Fondamentale anche il coinvolgimento nel Centro ricreativo estivo: «La signora Katia - dice Sharon - mi preparava tutto il materiale. Ho capito cosa dovevo fare e mi è piaciuto moltissimo. Al mattino facevo colazione con gli altri, poi dovevo sistemare le cartellette, controllare il materiale per i giochi, fare i conti dei soldi per la gita, ed era stupendo sentirmi utile, non vedo l’ora di poterlo fare anche quest’anno». L’oratorio è a pochi passi da casa così Romina e Sharon sono riuscite a organizzarsi anche per gli spostamenti. Anche i ragazzi dell’oratorio durante la quaresima hanno raccolto fondi per contribuire alle terapie riabilitative per Sharon.

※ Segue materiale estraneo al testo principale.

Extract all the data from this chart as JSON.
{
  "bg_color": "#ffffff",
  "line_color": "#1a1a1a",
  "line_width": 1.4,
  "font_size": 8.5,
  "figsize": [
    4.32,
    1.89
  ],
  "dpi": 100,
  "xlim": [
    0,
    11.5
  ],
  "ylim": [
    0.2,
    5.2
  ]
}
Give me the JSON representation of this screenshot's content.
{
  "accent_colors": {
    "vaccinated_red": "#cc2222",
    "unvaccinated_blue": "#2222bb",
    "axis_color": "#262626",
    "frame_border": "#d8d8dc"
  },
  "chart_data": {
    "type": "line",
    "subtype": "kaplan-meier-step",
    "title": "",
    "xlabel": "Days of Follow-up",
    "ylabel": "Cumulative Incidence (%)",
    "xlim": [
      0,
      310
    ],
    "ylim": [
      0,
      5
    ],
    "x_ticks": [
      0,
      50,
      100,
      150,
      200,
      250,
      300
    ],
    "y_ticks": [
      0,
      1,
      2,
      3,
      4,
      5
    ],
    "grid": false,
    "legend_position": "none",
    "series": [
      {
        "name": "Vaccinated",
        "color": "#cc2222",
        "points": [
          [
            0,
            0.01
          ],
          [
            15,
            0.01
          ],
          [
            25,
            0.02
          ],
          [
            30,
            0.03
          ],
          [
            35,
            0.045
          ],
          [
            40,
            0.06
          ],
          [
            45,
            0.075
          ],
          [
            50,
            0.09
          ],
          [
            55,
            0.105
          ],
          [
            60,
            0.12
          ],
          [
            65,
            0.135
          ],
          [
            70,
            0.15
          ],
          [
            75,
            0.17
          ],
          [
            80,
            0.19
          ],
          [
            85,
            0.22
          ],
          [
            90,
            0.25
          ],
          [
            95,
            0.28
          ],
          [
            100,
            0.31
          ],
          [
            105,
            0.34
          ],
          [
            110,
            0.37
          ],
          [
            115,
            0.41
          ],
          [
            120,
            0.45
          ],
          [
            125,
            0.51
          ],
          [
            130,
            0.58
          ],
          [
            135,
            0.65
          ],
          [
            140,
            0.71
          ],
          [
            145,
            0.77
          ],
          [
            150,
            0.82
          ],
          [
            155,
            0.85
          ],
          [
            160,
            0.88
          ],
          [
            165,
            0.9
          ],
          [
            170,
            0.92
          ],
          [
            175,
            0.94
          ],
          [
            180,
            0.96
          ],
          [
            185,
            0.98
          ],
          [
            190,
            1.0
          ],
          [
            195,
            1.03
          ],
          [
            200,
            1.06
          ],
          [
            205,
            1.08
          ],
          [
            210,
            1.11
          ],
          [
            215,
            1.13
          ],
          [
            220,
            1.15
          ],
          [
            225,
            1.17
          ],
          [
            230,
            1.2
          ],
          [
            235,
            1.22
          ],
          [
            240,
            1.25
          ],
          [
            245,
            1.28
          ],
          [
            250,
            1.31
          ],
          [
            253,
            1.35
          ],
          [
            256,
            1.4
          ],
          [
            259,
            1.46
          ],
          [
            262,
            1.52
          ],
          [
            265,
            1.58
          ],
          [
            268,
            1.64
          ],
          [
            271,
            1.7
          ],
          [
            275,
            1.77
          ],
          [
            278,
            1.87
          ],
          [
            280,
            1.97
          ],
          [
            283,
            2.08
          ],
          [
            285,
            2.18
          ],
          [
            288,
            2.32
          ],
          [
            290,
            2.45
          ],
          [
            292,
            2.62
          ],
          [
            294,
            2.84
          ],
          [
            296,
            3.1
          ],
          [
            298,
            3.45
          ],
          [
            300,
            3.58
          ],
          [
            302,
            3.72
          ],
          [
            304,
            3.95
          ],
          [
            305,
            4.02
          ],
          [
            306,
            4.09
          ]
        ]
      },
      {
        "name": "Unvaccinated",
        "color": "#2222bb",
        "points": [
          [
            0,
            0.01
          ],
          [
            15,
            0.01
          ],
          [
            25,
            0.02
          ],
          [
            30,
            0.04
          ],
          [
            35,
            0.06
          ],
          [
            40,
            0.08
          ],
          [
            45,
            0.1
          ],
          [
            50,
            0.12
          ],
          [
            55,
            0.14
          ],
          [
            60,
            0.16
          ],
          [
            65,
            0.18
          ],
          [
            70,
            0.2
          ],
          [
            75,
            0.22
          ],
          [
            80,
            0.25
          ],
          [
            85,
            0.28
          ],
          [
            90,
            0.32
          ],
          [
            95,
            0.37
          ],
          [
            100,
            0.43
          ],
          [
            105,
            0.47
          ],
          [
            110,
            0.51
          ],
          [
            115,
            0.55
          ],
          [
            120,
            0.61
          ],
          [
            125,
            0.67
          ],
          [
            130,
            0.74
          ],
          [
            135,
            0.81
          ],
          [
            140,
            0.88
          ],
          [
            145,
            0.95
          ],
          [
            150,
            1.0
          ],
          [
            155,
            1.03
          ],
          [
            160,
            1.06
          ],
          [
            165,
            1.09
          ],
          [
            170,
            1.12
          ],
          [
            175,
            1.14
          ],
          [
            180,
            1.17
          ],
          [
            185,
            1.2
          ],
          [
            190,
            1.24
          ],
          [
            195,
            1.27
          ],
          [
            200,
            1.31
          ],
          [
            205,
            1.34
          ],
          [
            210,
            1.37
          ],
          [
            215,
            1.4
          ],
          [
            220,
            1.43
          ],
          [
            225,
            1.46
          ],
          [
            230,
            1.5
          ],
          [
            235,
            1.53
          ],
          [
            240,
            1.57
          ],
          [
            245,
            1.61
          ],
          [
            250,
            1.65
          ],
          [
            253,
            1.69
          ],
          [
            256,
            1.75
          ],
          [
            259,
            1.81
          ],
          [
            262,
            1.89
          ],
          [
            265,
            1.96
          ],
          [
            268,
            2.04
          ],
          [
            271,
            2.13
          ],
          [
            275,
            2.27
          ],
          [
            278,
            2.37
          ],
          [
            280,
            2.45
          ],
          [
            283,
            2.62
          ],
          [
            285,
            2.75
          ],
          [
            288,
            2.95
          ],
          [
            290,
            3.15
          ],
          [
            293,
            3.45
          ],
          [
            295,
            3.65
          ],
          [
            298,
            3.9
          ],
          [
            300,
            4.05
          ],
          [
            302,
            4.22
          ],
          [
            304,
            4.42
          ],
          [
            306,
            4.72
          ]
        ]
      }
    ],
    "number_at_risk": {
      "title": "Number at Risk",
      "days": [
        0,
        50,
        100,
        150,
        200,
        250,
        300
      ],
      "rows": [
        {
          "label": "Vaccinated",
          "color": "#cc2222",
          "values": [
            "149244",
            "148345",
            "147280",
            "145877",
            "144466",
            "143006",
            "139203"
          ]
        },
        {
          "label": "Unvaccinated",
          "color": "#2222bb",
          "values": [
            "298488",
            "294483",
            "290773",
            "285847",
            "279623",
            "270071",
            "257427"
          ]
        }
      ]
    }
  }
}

Fra i gesti di generosità che sono stati dedicati a Sharon da quando si è aperta la raccolta fondi c’è stato anche quello di donarle un’opportunità che sognava da tempo, partecipare a un corso del Teatro Prova al Teatro San Giorgio. Quando lo racconta le si illuminano gli occhi: «Anche questa è una mia grande passione. Ho seguito solo i primi incontri per adesso, ma mi piace davvero tanto. Alla prima lezione ci siamo presentati e gli altri mi hanno aiutato. Ognuno di noi ha scelto un gesto nella lingua dei segni e il mio è il cuore, perché la mia caratteristica migliore è la dolcezza. Grazie a queste attività sto cambiando, prima non avevo stimoli mi sentivo a disagio con le persone, perché mi sentivo inutile. Adesso ho anch’io qualcosa da raccontare».

Sharon si augura sempre di trovare un posto nel mondo, e persone che abbiano voglia di guardarla negli occhi e scoprire ciò che c’è di bello in lei: «Non c’è solo sofferenza nella nostra vita - conclude -. A volte qualcuno ti prende in braccio e ti aiuta a camminare. Vivo alla giornata, convivere con la mia patologia non è facile, ma stare con gli altri mi dà tanta speranza».